Required deliverables

  • Problem framing (1 page): user, JTBD, success criterion, an explicit non-goal, and a one-sentence trust principle the feature rests on.
  • Metrics design: ≥ 2 leading metrics, ≥ 1 lagging metric, ≥ 2 guardrails with thresholds. For each metric, name how it could be gamed and the paired constraint that prevents the gaming.
  • Eval set design: ≥ 30 representative inputs sourced from real users where possible, plus ≥ 5 adversarial cases. Name the grading approach (programmatic / LLM-as-judge with anchors / human) and the calibration plan (e.g. periodic human-vs-judge audit).
  • Tradeoff analysis: ≥ 2 real tradeoffs (e.g. faithfulness vs latency, autonomy vs oversight, model cost vs quality). Resolve each with concrete numbers and pick a fallback for the chosen failure mode.
  • Risk + governance: a pre-mortem with the top 5 failure modes (hallucination, refusal, latency, cost, adversarial use). Severity / likelihood / detection / mitigation per row.
  • Kill criteria: pre-committed thresholds (e.g. faithfulness < X%, refusal > Y%, p95 latency > Zs, cost > $A/user/day) and a named owner empowered to halt the rollout.
  • Measurement plan: cadence, named owner, dashboard sketch.
  • 60-second walkthrough video.
  • ≤ 800-word narrative tying the scorecard back to the user — what would change about the user's day if this ships.

Out of scope

  • Code. PM Foundations is artifact-graded.
  • A real working dashboard. A sketch is enough.
  • Brand or visual polish. The grader does not score brand.

What we look for

  • Metrics that cannot be gamed without tripping a guardrail.
  • An eval set that catches regressions on real-user input distributions, not just author intuition.
  • A named kill switch with a concrete owner.
  • Honest articulation of one limitation the launch will ship with and what compensates.

How it's graded

One rubric — Product Foundations — applied at full weight. Four criteria: problem framing (25%), metrics design (30%), tradeoff analysis (25%), narrative quality (20%). Each criterion is scored 0–5 with a written rationale by the grader.

How we grade

One rubric. Four dimensions.

Your project is graded against the Product Foundations rubric.

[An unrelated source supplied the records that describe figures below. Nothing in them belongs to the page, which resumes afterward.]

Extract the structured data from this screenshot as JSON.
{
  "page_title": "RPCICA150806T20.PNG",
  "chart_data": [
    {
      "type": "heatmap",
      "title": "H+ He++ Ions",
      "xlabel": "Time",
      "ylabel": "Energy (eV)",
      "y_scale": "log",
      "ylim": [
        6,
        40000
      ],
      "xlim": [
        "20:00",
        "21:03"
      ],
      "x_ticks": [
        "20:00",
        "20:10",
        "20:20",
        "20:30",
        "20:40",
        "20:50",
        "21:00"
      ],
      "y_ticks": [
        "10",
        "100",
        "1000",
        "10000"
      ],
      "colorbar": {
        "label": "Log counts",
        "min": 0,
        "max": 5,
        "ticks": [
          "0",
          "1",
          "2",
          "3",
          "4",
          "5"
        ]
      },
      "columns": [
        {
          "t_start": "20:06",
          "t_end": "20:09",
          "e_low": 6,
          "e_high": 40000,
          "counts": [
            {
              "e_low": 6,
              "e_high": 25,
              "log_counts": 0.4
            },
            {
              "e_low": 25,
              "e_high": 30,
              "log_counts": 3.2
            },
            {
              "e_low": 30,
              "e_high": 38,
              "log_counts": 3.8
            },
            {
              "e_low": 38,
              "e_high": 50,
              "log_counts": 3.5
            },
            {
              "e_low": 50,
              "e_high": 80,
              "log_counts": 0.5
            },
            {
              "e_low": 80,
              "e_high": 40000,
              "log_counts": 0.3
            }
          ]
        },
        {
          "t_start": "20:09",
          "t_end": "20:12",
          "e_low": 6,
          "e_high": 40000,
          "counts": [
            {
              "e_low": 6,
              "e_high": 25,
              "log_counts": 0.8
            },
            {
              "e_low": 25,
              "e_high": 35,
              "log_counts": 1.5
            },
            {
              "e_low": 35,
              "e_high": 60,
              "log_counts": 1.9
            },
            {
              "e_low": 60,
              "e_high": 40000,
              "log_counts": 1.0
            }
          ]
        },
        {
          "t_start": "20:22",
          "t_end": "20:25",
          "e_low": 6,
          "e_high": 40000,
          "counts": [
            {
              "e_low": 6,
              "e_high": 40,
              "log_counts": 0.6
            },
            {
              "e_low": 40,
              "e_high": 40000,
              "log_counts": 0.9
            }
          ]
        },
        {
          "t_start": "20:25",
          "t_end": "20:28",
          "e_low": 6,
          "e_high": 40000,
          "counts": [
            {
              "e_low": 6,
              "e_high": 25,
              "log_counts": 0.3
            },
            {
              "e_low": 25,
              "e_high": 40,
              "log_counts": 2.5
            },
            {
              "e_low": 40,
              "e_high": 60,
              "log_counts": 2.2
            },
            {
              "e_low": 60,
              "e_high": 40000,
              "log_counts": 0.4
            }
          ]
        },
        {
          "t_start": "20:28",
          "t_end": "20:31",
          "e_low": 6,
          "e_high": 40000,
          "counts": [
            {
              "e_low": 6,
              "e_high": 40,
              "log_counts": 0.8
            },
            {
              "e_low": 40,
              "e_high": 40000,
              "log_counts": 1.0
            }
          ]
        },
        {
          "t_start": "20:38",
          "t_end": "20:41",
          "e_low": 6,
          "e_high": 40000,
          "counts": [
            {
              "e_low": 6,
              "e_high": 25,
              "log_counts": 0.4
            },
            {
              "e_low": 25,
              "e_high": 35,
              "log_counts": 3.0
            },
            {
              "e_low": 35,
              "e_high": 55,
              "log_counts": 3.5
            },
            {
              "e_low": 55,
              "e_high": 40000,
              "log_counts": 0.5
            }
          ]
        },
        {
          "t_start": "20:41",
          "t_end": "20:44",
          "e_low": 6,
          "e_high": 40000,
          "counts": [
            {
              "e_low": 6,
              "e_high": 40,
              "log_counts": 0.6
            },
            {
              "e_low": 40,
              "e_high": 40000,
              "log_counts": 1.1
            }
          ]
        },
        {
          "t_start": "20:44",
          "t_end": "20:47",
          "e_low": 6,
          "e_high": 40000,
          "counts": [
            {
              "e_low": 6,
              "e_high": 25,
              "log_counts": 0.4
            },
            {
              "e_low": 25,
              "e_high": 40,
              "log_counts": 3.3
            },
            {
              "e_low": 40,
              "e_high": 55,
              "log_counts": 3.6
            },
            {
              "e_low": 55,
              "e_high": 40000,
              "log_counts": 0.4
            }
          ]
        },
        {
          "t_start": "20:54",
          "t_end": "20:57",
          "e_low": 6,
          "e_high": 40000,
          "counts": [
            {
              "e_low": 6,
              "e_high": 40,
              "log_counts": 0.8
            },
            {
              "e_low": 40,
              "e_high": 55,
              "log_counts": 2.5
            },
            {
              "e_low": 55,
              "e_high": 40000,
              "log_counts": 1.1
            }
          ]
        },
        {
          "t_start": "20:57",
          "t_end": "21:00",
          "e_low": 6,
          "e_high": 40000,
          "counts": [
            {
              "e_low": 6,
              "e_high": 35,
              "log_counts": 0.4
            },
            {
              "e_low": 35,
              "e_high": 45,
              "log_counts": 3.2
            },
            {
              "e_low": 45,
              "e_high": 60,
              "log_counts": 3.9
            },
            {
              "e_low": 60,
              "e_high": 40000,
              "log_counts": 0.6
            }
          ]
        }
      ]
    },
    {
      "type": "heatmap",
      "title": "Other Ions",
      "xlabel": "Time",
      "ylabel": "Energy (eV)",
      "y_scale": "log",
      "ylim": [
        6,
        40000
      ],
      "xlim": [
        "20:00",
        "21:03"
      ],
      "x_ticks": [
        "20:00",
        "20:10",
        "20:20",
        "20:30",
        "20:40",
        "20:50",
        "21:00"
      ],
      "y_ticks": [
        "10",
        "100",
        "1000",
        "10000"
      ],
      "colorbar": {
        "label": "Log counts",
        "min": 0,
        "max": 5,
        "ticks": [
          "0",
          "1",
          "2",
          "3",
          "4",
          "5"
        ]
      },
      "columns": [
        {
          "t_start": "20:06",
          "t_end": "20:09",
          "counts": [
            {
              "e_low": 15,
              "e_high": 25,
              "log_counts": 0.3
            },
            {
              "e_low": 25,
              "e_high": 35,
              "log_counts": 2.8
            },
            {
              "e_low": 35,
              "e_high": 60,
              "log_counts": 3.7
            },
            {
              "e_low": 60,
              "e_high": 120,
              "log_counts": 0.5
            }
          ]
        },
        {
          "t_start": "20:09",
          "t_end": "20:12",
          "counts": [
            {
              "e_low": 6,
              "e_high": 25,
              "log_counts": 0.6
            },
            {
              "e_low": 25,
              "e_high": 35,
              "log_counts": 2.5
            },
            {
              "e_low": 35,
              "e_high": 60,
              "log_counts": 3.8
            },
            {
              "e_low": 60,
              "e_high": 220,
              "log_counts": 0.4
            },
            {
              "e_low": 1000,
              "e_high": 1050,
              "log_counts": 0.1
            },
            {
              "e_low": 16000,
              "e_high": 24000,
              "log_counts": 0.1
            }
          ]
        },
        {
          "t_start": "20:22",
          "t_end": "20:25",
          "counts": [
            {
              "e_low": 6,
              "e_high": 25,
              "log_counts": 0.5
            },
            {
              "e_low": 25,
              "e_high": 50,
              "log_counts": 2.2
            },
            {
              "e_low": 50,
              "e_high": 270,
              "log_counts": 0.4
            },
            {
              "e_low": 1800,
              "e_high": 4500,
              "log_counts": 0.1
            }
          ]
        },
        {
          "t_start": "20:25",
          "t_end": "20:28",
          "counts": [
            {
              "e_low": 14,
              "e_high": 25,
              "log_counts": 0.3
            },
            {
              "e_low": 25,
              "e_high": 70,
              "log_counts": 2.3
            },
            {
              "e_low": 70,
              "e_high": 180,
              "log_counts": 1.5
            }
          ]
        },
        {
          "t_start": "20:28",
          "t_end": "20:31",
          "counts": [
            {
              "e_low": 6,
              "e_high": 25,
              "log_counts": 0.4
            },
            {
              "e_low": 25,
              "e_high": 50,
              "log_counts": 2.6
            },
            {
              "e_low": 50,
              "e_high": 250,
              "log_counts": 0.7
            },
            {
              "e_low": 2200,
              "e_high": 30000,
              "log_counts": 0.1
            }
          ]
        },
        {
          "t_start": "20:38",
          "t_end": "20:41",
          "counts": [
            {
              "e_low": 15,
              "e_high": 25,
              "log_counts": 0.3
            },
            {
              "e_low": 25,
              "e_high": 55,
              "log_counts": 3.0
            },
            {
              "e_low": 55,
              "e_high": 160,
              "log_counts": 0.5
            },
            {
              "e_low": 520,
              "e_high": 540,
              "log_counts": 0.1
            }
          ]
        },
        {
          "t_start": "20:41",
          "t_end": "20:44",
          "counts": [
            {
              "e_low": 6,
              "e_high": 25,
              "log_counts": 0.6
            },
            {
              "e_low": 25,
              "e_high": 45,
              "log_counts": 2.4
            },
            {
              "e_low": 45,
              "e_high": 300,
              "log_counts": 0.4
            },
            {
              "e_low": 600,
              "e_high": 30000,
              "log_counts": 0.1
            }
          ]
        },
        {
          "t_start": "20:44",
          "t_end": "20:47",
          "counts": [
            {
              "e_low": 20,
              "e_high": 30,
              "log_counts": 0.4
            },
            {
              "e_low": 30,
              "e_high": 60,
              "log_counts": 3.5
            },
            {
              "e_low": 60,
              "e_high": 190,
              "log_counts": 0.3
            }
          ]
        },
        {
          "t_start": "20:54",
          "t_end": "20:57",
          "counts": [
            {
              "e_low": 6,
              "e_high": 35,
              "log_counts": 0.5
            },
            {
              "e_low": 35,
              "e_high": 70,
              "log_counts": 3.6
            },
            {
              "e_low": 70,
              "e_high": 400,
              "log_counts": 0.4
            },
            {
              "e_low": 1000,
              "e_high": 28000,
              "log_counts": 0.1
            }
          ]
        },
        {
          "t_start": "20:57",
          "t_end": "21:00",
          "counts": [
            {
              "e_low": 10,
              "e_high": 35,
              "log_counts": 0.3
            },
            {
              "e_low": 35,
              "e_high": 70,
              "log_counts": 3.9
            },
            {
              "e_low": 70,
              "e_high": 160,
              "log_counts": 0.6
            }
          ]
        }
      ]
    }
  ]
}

Each criterion is scored 0–5 with a written rationale, then weighted to a 0–100 project score.

Product · Foundations

Criteria & weights

  • Problem framing25%
  • Metrics design30%
  • Tradeoff analysis25%
  • Narrative quality20%

Anti-gaming

We measure thinking, not speed.

Every quiz answer has a 4-second minimum review time. Anything faster is recorded but doesn't affect your rating. Each question caps at 90 seconds. The whole quiz session has a 30-minute wall clock — once it expires, you finish what you have. Retakes for any track open after 14 days.